The front elevation of the market facing Bridges Street is an asymmetrical composition with the main entrance recessed on the left side flanked by a panel of Shanghai plaster grooved to resemble masonry. Above this panel is a large grid pattern window which illuminates the internal staircase. The remainder of the elevation is a plain painted rendered wall featuring two horizontal streamlined bands of windows with projected horizontal sun-shading concrete fins.

===Mini-exhibitions and seminars===
- Newspapers and Old Hong Kong
Organised by the Journalism Education Foundation, an exhibition and a series of seminars on newspapers and Old Hong Kong were held at the G7 Centre, Wing Lee Street, between September 6 and October 13, 2013. Copies of newspapers published in the 1960s and 1970s were displayed to give a glimpse of Hong Kong society at that time.

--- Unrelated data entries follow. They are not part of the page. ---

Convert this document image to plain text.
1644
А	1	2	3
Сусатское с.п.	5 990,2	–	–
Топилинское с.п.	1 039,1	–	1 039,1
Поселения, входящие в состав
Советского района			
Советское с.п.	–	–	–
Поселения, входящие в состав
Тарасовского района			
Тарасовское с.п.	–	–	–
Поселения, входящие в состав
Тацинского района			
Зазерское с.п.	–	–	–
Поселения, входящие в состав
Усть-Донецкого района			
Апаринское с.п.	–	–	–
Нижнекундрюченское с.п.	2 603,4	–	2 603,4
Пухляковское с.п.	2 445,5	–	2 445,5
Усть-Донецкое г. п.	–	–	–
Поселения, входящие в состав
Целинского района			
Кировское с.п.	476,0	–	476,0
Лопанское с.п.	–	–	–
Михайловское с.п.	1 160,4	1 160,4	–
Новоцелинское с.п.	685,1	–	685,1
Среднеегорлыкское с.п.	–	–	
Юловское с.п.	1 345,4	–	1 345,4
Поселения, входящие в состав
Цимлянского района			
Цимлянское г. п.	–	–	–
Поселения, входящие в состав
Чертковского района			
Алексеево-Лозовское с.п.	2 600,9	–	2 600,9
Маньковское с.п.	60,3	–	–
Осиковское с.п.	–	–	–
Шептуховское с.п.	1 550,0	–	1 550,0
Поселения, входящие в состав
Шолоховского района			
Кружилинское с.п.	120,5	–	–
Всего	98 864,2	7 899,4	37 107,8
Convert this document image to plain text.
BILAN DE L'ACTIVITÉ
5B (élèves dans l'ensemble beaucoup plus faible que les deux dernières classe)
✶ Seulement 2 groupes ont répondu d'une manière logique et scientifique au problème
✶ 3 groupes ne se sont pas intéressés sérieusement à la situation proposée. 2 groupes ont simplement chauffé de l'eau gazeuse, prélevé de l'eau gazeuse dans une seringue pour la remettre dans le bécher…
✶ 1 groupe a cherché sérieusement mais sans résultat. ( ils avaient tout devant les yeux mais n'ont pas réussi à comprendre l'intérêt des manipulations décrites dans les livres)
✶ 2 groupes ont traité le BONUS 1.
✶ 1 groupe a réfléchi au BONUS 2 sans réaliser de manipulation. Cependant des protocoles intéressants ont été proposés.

Speakers at the seminars included Mr Shiu Lo-sin, Mr Wong Chung-ming, Mr Chiu Sin-chun, Mr Cheng Po-hung and Mr Wai Kee-shun. [Note 4]

- Hong Kong Newspapers during the Japanese Occupation
Hong Kong News-Expo held an exhibition and a seminar on Hong Kong newspapers during the Japanese Occupation at the G7 Centre, Wing Lee Street, in March 2016. Copies of newspapers published on December 25, 1941, when Hong Kong fell to the Japanese, and in 1945, when Japan surrendered, were displayed. Also on display were several copies of newspapers published during the occupation period, which were provided by Hong Kong resident Mr David Ma. A seminar on the press during the occupation was held after the exhibition's opening ceremony. Speakers included Dr Joseph Ting Sun-pao, Mr Cheng Po-hung, Prof Clement So and Mr Cheng Ming-yan.